Diego de Boroa demanda a los jesuitas sumisión absoluta a ese mensaje y sus normas. La vida de Juan Darío se caracterizó por esa sumisión y por ello su vida es presentada como ejemplar. Un relato fascinante no por lo que de real posea, sino por que evidencia lo que los jesuitas pensaban de sí mismos y esperaban de sus miembros. Cuenta, entonces, que Juan Darío había nacido en Nápoles en donde se graduó en leyes y que se entregó a Dios ingresando a la Compañía en 1587. Sólo entonces comienza la vida verdadera que lo lleva a Perú en 1598 y un año después a estas tierras donde cumplió tareas espirituales que incluyeron misionar, recomponer enemistades o fundar colegios jesuitas como el de Salta.

Los pasajes del relato son curiosos en su mayoría, pero uno sobresale al sugerir una vida libre de pecados y de violaciones a las normas morales emanadas del orden divino. Diego de Boroa lo “colige” –deduce- confiando que fue designio del Señor y por ello el muerto “conservo sin mansilla su pureca virginal en lo florido de su edad en medio de las abominaciones del siglo”.  Muerto que también practicaba flagelaciones purificadoras, aunque no por faltas propias sino ajenas a las que “manconuba consigo (…) y dando contra su cuerpo inocente la vengava en sí mismo”.

La presunción rebela por su soberbia, pero cedamos la razón al que presume esa presunción a condición de intentar trascender la noción de pecado entendida como falta cotidiana y terrenal. Juan Darío es ejemplo magnifico de hombres sometidos a ideas y sentidos de la historia trascendente. No pecó por entregarse a la certeza de una realidad superior que determina al propio ser y su rol en este mundo de manera fatal. Una realidad sobrehumana con final escrito de antemano y a cuyo fin sirve sin evaluar la relación entre éste y los medios para alcanzarlo.
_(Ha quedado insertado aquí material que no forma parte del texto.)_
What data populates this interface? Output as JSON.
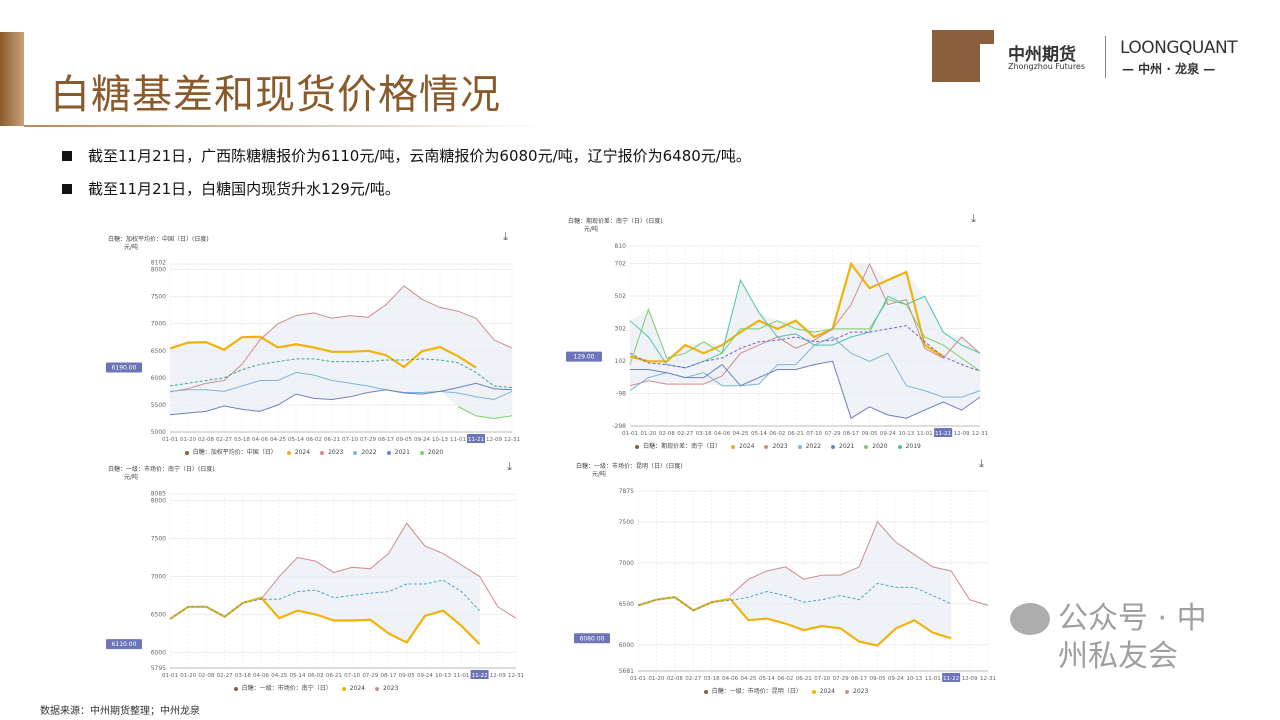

Admitamos que ciertos enfoques actuales disculpan a Juan Darío y sus arbitrariedades con los indígenas. Dirían que la realidad asfixiante que saturó su existencia explica a un sujeto que incapaz de escapar a ella termina reproduciéndola. Ese tipo de argumentos vuelve más seductor la noción del pecado liberador apostando, por ello, a una apología del mismo como irreverencia ante todo lo que se presenta como divino o natural. El pecado, en definitiva, lanza al irreverente a procesos sin finales escritos y a la convicción de que el hombre hace la historia, y no a la inversa, optando por la incertidumbre de la razón humana en vez de la tranquilidad de las promesas religiosas o las ideologías canonizadas. A los pecadores en éste sentido se debe el fin de las prácticas como las reseñadas por Diego Boroa de manera heroica. Pecado y desobediencia contra lo instituido como un ejercicio liberador que echa a andar la historia.